Well, after a week’s fishing in Holland in early June the river season has started here at home and judging the Broads results from both Andy’s and Tony’s matches the Broads again is delivering the goods for both the competitive and pleasure angler.
Right is Simon Smith at Cold Harbour in the Broads Pairs Festival 2nd July 2023
The national focus on our Water continues at pace.
Who would have thought 12 months back the final exposure some of our water companies have brought upon themselves? One wonders where this is all going to end.
I have been in continued discussions with Anglian Water on their investment plans for the next 5 years 2025-2030 and hope to have an open and frank dialogue on these matters in the coming weeks. It will be interesting if any of the planned £10b investment the government agreed with the industry and announced back in May will be within these plans.

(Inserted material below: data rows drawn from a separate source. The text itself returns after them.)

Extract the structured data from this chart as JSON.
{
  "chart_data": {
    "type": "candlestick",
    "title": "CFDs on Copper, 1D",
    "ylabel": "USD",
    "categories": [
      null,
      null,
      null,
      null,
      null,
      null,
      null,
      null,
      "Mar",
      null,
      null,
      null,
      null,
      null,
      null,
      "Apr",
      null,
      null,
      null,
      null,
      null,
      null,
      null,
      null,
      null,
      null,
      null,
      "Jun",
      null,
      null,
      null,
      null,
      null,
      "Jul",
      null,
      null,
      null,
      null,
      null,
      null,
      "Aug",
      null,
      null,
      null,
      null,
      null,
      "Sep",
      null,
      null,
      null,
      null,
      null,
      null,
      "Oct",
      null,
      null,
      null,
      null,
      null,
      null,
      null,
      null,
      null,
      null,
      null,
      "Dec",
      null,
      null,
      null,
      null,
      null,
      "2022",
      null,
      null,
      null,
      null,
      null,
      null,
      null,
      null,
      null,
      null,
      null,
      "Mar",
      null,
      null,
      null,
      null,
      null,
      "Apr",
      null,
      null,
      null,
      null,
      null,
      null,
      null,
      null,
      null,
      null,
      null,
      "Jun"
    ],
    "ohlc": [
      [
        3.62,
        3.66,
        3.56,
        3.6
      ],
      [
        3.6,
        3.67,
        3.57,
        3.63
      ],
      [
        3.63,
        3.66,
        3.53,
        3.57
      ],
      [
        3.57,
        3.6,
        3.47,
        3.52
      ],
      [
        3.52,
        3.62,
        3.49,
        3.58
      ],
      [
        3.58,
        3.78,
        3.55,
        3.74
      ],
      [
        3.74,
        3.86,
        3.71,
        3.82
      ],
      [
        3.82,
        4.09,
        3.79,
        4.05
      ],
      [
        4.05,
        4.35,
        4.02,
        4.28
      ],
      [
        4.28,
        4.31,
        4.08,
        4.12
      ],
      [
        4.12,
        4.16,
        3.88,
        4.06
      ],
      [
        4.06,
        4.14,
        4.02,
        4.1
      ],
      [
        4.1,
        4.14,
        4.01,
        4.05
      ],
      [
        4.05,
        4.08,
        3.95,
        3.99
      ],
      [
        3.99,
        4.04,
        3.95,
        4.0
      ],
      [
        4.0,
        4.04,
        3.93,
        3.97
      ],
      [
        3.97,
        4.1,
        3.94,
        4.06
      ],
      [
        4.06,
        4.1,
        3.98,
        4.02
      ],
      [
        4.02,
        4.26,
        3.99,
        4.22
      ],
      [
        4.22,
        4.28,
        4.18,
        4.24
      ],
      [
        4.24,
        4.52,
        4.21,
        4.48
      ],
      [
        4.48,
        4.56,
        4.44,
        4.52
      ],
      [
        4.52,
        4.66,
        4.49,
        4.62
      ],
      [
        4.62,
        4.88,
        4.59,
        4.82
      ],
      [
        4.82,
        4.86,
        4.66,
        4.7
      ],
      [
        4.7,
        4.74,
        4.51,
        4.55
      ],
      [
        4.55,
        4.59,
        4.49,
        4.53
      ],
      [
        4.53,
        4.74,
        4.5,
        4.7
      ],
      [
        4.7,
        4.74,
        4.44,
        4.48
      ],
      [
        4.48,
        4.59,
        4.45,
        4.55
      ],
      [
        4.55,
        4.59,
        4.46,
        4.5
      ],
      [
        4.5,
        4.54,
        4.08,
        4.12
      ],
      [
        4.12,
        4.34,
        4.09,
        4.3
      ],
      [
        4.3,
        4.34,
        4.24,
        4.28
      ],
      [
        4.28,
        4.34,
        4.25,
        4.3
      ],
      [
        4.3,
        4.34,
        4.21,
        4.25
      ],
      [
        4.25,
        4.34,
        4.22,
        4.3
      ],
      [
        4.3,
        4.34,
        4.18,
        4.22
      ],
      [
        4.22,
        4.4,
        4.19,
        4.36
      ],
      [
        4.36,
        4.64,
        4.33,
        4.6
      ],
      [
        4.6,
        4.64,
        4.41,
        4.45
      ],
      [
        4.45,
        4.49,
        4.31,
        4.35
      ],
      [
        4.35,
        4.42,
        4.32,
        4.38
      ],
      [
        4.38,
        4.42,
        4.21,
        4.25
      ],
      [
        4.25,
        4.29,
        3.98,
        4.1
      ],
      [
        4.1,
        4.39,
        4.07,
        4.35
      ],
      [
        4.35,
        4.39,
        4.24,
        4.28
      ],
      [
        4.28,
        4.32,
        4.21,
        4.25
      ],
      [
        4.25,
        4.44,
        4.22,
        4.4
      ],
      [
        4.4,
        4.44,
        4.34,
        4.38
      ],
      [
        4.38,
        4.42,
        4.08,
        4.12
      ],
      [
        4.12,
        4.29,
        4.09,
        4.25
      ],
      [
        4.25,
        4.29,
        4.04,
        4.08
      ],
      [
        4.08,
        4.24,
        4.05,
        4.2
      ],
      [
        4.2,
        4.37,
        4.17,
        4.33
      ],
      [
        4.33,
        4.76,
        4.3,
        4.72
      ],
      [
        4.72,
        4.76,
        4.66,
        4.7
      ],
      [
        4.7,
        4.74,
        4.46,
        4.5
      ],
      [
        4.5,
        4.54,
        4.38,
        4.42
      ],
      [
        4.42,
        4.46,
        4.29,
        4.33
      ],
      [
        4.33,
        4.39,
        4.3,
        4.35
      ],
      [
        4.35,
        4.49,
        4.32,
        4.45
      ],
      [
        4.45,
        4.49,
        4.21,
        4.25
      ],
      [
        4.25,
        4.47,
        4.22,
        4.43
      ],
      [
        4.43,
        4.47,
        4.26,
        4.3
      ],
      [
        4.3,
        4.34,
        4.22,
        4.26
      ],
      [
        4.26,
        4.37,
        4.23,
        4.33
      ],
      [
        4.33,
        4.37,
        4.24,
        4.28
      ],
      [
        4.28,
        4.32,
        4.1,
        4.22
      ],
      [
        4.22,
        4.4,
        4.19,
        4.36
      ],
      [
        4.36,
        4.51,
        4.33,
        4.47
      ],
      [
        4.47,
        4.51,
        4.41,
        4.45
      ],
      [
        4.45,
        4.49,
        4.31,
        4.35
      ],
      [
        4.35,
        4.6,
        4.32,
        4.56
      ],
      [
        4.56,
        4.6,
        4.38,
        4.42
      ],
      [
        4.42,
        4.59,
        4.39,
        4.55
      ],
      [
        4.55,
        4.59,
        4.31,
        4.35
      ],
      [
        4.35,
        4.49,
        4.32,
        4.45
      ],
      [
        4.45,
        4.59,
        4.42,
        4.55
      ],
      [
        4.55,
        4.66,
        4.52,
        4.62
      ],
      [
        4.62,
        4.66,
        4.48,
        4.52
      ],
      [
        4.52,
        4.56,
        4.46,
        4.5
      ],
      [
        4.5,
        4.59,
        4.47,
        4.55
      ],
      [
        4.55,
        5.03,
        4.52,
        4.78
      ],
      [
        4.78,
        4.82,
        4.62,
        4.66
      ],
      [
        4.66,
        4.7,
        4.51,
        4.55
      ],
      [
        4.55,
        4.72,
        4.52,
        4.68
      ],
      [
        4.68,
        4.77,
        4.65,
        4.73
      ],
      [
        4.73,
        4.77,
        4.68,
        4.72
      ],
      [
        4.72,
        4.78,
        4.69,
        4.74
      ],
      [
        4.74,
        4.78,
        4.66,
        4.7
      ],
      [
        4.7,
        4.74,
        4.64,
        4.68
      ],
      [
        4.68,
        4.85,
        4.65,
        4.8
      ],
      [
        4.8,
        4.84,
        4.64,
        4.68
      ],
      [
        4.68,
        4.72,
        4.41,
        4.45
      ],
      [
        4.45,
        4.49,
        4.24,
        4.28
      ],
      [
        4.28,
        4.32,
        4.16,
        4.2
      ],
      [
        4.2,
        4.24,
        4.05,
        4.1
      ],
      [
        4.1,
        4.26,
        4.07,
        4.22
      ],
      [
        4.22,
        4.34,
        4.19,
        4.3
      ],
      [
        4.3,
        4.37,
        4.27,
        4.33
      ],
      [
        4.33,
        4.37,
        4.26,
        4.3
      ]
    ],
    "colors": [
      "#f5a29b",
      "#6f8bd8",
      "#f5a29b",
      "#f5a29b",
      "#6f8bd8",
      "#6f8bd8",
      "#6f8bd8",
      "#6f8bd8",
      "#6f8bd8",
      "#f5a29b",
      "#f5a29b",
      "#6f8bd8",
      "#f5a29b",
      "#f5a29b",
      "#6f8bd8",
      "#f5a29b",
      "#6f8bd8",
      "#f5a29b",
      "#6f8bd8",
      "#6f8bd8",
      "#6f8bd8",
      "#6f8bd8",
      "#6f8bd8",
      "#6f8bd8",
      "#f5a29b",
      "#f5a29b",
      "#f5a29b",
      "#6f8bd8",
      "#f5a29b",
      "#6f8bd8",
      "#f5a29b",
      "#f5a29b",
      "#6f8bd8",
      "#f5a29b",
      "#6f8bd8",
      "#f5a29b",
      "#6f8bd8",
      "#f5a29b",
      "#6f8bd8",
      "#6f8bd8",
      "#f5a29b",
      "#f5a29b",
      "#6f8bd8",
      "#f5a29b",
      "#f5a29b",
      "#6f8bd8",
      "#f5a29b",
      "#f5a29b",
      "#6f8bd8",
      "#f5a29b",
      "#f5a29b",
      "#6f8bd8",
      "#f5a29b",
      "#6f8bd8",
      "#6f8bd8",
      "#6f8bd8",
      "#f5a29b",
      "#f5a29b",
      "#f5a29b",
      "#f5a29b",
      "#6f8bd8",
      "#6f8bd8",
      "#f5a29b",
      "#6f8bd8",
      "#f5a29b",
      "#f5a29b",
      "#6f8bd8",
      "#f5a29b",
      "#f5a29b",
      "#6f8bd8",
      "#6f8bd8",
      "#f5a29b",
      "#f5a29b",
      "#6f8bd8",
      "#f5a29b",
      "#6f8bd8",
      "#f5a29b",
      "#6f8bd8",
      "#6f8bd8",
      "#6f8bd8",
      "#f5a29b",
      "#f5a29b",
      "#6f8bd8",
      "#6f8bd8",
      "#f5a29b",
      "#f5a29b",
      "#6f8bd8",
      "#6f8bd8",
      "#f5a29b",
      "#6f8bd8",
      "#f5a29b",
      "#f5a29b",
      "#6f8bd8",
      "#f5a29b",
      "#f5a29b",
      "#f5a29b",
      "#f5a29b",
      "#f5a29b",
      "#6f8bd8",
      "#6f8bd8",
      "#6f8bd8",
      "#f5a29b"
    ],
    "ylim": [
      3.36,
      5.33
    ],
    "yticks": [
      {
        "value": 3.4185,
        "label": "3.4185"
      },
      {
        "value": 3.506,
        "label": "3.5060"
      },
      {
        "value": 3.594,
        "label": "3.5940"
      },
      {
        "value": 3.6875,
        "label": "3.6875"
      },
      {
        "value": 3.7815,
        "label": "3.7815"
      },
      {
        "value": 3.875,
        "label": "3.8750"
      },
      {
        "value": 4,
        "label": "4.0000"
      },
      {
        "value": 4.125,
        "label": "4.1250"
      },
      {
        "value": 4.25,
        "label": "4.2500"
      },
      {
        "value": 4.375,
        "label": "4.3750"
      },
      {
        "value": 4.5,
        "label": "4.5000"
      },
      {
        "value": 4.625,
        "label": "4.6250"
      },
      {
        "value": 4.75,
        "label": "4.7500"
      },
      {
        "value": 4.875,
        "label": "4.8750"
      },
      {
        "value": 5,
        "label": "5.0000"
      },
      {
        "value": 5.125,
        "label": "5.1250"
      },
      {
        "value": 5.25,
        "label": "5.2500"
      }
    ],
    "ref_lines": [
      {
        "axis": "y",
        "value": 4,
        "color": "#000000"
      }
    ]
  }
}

Broads Environment Management
Our stakeholder meeting to engage all Broads stakeholders took place on the 23rd June, this was a direct result of us challenging the Environment Agency on their ability to manage the Broads Environment. To publicly now hear the area director state, they can’t resource either proactively or re-actively and respond to incidents following a decade of imposed government budget constraints has limited their resources and capability should be a wake up call to us all.
The meeting looked at what gaps are now left exposed and how could the 3rd sector help cover some of the gaps. There will be a full report issued on this in the coming weeks.
Focus on Salinity and the Freshwater Ecology
It’s great that the Broads Society with Duncan have taking on the arrangement of the conference at the UEA in November looking at salinity impacting on the Broads Freshwater Ecology and what’s needed to be done to adapt and sustain this in the medium term. Its management committee are currently arranging quest speakers and sponsors.
Wensum
There is just so much activity and enthusiasm being exposed through the Wensum Partnership, it’s a challenge keeping abreast of everything.
The Fishery Recovery Plan has now evolved into a 13 point action plan, with some world leading science.
We have identified 3 point sources of pollution, through our dedicated bunch of citizen scientists, the tricky bit is now working with the landowners to resolve these issues. Again as pointed out above, the Environment Agency the regulator isn’t able to resolve this, as it just doesn’t have the resources to investigate and pursue.